José Carlos Sebe Bom Meihy
Ouvi outro dia uma expressão intrigante “inveja branca”. Primeiro, achei interessante dar cor a inveja. Meu espírito crítico, porém, logo se aguçou e vislumbrei questões ligadas aos preconceitos, e assim, para meu botões perguntei, mas o que seria “inveja branca” e por que não “inveja negra”? Foi automático despertar temas ligados às discriminações.
Tive que indagar o significado desse dizer, e então o interlocutor declinou justificativas não menos racistas, aproximando branco de coisa boa e negro de má. Com medida paciência, dizia o colega que “inveja branca” era um sentimento aceitável, manso e até elogioso, pois conferia respeito a vontade de estar no lugar da pessoa que passaria por um processo positivo, disposto, por exemplo, a receber um prêmio, uma viagem, estar em companhia desejável, ou coisa parecida.
Passado o encontro, dei asas para meditações sobre alguns temas capazes de provocar em mim a tal “inveja branca”. Foi imediata a instalação de um dilema filosófico. Confesso que mergulhei em mim para logo emergir triunfante, porque, afinal, não vi muitos motivos para ter despertada a tal “inveja branca”.
Tenho a família que gostaria de ter, filhos, noras e netos ideais; profissionalmente atravessei a vida trabalhando – e ainda o faço – no melhor que poderia conseguir. Ser professor me completa, e tenho orgulho em dizer que uma das virtudes dessa opção foi viver sempre entre jovens. Como nunca passei frio ou fome, porque sempre vivi em lugares que me situavam bem, não invejaria outras pessoas por “brancas” que fossem suas virtudes. Viajei muito, tive oportunidade de visitar diferentes quadrantes e ainda que restem espaços a serem visitados, isso é coisa positiva. Amigos não os tenho aos milhares, mas o número é exato, coerente com minha capacidade de amar.

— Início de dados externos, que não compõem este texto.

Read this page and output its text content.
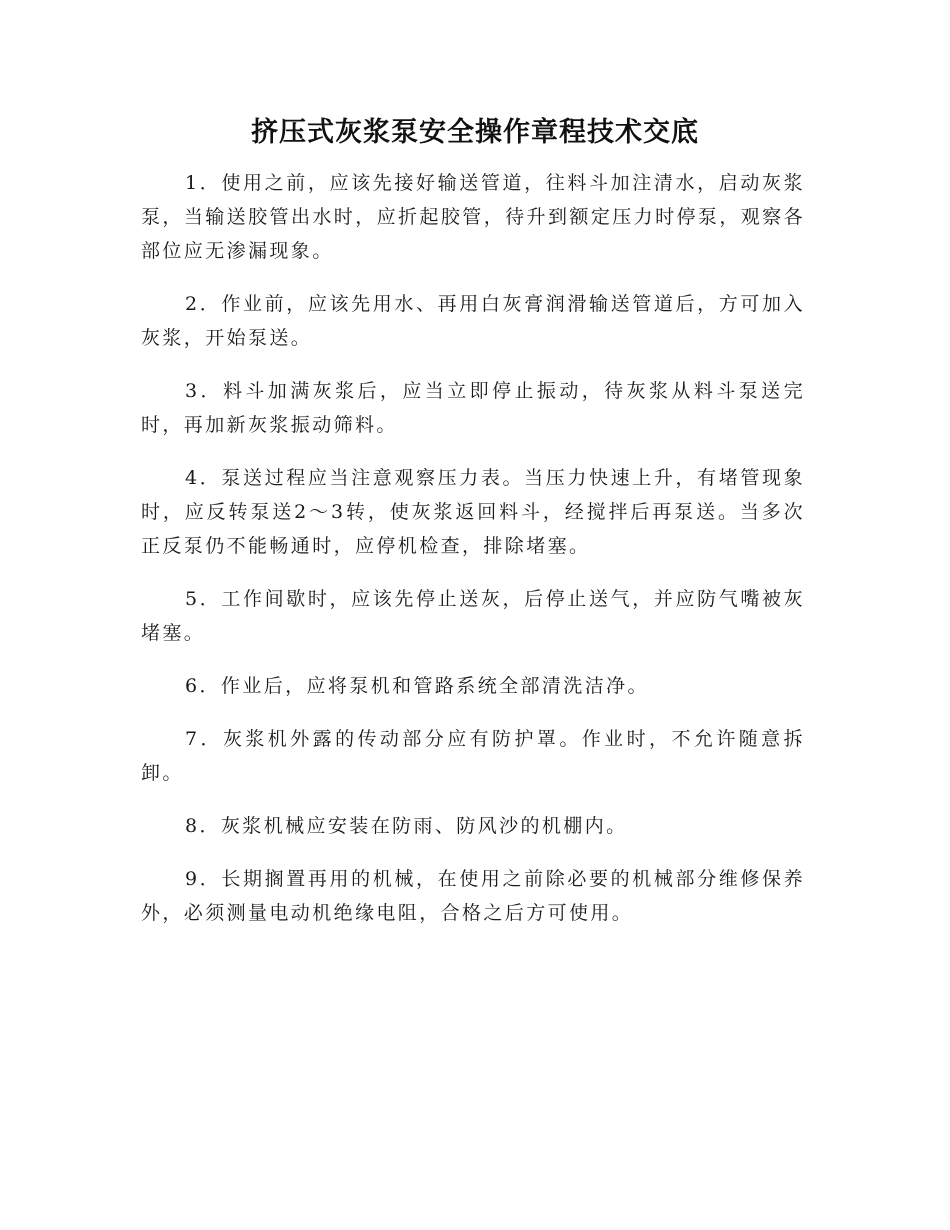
挤压式灰浆泵安全操作章程技术交底

1．使用之前，应该先接好输送管道，往料斗加注清水，启动灰浆泵，当输送胶管出水时，应折起胶管，待升到额定压力时停泵，观察各部位应无渗漏现象。

2．作业前，应该先用水、再用白灰膏润滑输送管道后，方可加入灰浆，开始泵送。

3．料斗加满灰浆后，应当立即停止振动，待灰浆从料斗泵送完时，再加新灰浆振动筛料。

4．泵送过程应当注意观察压力表。当压力快速上升，有堵管现象时，应反转泵送2～3转，使灰浆返回料斗，经搅拌后再泵送。当多次正反泵仍不能畅通时，应停机检查，排除堵塞。

5．工作间歇时，应该先停止送灰，后停止送气，并应防气嘴被灰堵塞。

6．作业后，应将泵机和管路系统全部清洗洁净。

7．灰浆机外露的传动部分应有防护罩。作业时，不允许随意拆卸。

8．灰浆机械应安装在防雨、防风沙的机棚内。

9．长期搁置再用的机械，在使用之前除必要的机械部分维修保养外，必须测量电动机绝缘电阻，合格之后方可使用。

Sabe, aos poucos ia ficando frustrado, surpreso por não encontrar elementos convincentes para boa tradução da tal “inveja branca”. Tanto fiz, tanto cavei, que por fim identifiquei algo que me faz menor, desejoso de ter algo que outros têm. Demorou, mas finalmente achei algo que pudesse me sentir “brancamente” invejoso: “dormir”. Tenho sono débil, frágil e quebradiço. Na melhor das hipóteses durmo cinco horas por dia. Fico até meio acanhado por dizer que às vezes preciso tomar um remedinho – coisa leve – para dar passagem ao sono. Dia desses, também ouvi dizer que pessoas que têm sono leve sonham muito. Foi o bastante para ter explicação convincente para a profusão de manifestações oníricas. Devo dizer ainda que esta devoção aos sonhos é algo que cultivo eufórico. De toda forma, o reverso desse processo noturno deixa um saldo complicado: sinto-me sempre muito cansado, exausto mesmo.
Engraçado: a mera identificação desse “problema” me levou a ramificar questões. Diria que a mais séria delas dizia respeito aos porquês. As respostas se multiplicaram rápidas. Uma delas remete à velha prática, desde o tempo de estudante quando tinha que dar conta de vasto programa de leituras e trabalhos. Como fazia dois cursos ao mesmo tempo, não teria outra saída. Depois, o acúmulo de trabalho ditou a mesma prática. E vieram os filhos, e nesse quesito, como ficava muito tempo fora, cuidar dos rebentos durante a madrugada (sempre fui eu quem trocava fraldas dos filhos, à noite) me era um jeito de participar. Depois vieram os longos e trabalhosos anos de pós-graduação. Acabada essa fase, abria-se outra: escrever os textos que garantiriam o estatuto. Tal balanço me levava de volta à questão da “inveja branca”. Por fim resolvi a questão: tenho sim “inveja branca”… “inveja branca” de mim mesmo.